Reinforcement Learning from Human Feedback with Active Queries
Kaixuan Ji, Jiafan He, Quanquan Gu
TL;DR
<3-5 sentence high-level summary> Addressing the data efficiency challenge of RLHF, this paper reframes alignment as a contextual dueling bandit and introduces APPO, a query-efficient method with instance-dependent regret guarantees. It further provides ADPO, a practical DPO-based approach that leverages pseudo-labels and uncertainty-based querying to drastically reduce human-labels while maintaining strong performance. Theoretical results establish $\widetilde{O}(d^2/\Delta)$ regret and $\widetilde{O}(d^2/\Delta^2)$ query complexity for APPO, and experiments on Zephyr models show ADPO achieving comparable or superior results with about half the queries. Together, these contributions advance scalable, human-preference-aligned LLMs by reducing labeling costs without sacrificing alignment quality.
Abstract
Aligning large language models (LLM) with human preference plays a key role in building modern generative models and can be achieved by reinforcement learning from human feedback (RLHF). Despite their superior performance, current RLHF approaches often require a large amount of human-labelled preference data, which is expensive to collect. In this paper, inspired by the success of active learning, we address this problem by proposing query-efficient RLHF methods.

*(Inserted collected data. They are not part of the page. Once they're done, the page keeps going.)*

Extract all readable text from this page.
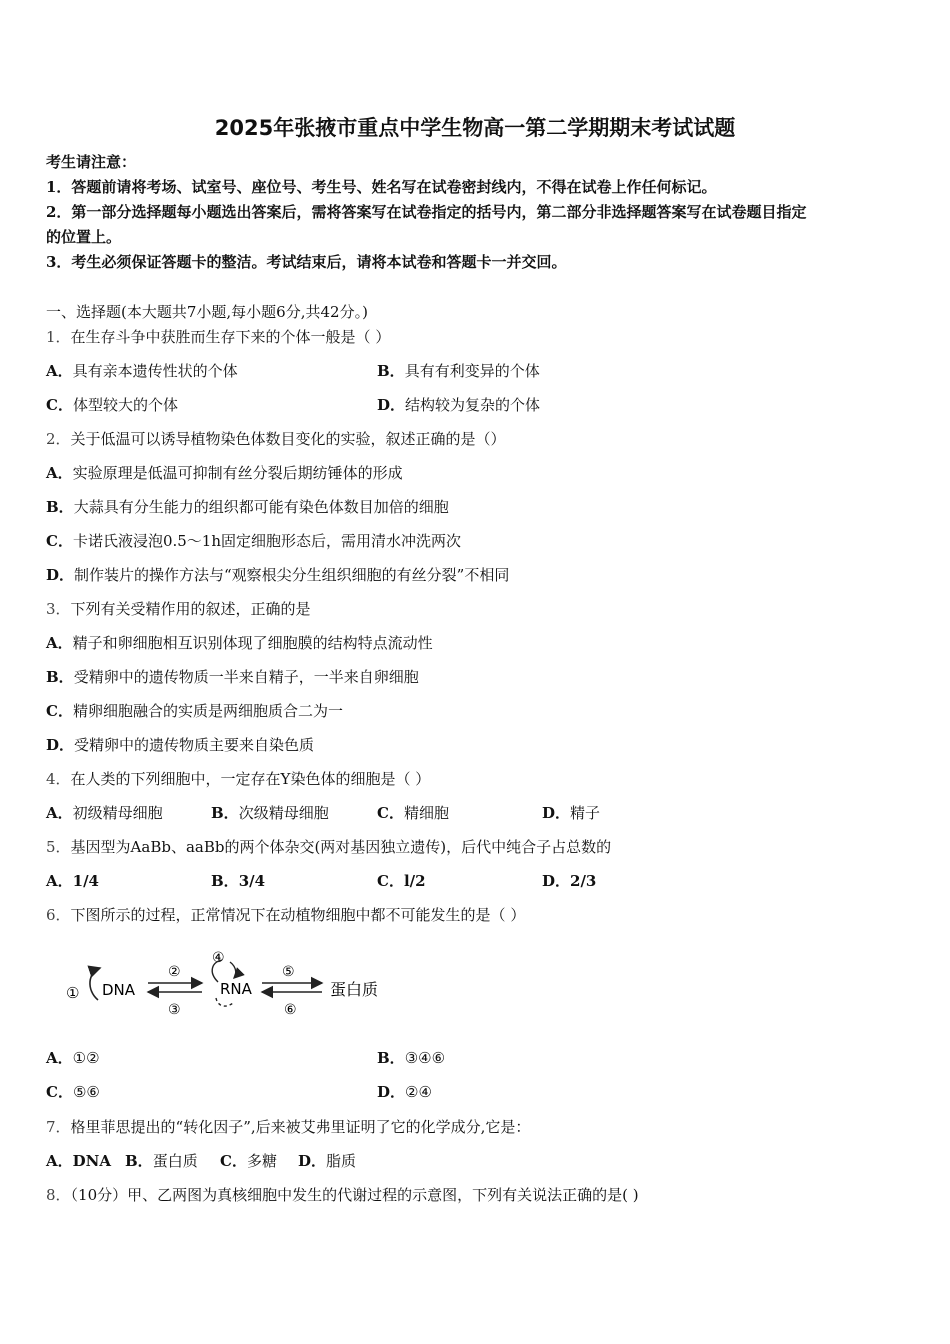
2025年张掖市重点中学生物高一第二学期期末考试试题
考生请注意：
1．答题前请将考场、试室号、座位号、考生号、姓名写在试卷密封线内，不得在试卷上作任何标记。
2．第一部分选择题每小题选出答案后，需将答案写在试卷指定的括号内，第二部分非选择题答案写在试卷题目指定
的位置上。
3．考生必须保证答题卡的整洁。考试结束后，请将本试卷和答题卡一并交回。
一、选择题(本大题共7小题,每小题6分,共42分。)
1．在生存斗争中获胜而生存下来的个体一般是（ ）
A．具有亲本遗传性状的个体	B．具有有利变异的个体
C．体型较大的个体	D．结构较为复杂的个体
2．关于低温可以诱导植物染色体数目变化的实验，叙述正确的是（）
A．实验原理是低温可抑制有丝分裂后期纺锤体的形成
B．大蒜具有分生能力的组织都可能有染色体数目加倍的细胞
C．卡诺氏液浸泡0.5～1h固定细胞形态后，需用清水冲洗两次
D．制作装片的操作方法与“观察根尖分生组织细胞的有丝分裂”不相同
3．下列有关受精作用的叙述，正确的是
A．精子和卵细胞相互识别体现了细胞膜的结构特点流动性
B．受精卵中的遗传物质一半来自精子，一半来自卵细胞
C．精卵细胞融合的实质是两细胞质合二为一
D．受精卵中的遗传物质主要来自染色质
4．在人类的下列细胞中，一定存在Y染色体的细胞是（ ）
A．初级精母细胞	B．次级精母细胞	C．精细胞	D．精子
5．基因型为AaBb、aaBb的两个体杂交(两对基因独立遗传)，后代中纯合子占总数的
A．1/4	B．3/4	C．l/2	D．2/3
6．下图所示的过程，正常情况下在动植物细胞中都不可能发生的是（ ）
① DNA
②
③
④
RNA
⑤
⑥
蛋白质
A．①②	B．③④⑥
C．⑤⑥	D．②④
7．格里菲思提出的“转化因子”,后来被艾弗里证明了它的化学成分,它是：
A．DNA B．蛋白质 C．多糖 D．脂质
8．（10分）甲、乙两图为真核细胞中发生的代谢过程的示意图，下列有关说法正确的是( )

We first formalize the alignment problem as a contextual dueling bandit problem and design an active-query-based proximal policy optimization (APPO) algorithm with an $\tilde{O}(d^2/Δ)$ instance-dependent regret bound and an $\tilde{O}(d^2/Δ^2)$ query complexity, where $d$ is the dimension of feature space and $Δ$ is the sub-optimality gap over all the contexts. We then propose ADPO, a practical version of our algorithm based on direct preference optimization (DPO) and apply it to fine-tuning LLMs. Our experiments show that ADPO, while only making about half of queries for human preference, matches the performance of the state-of-the-art DPO method.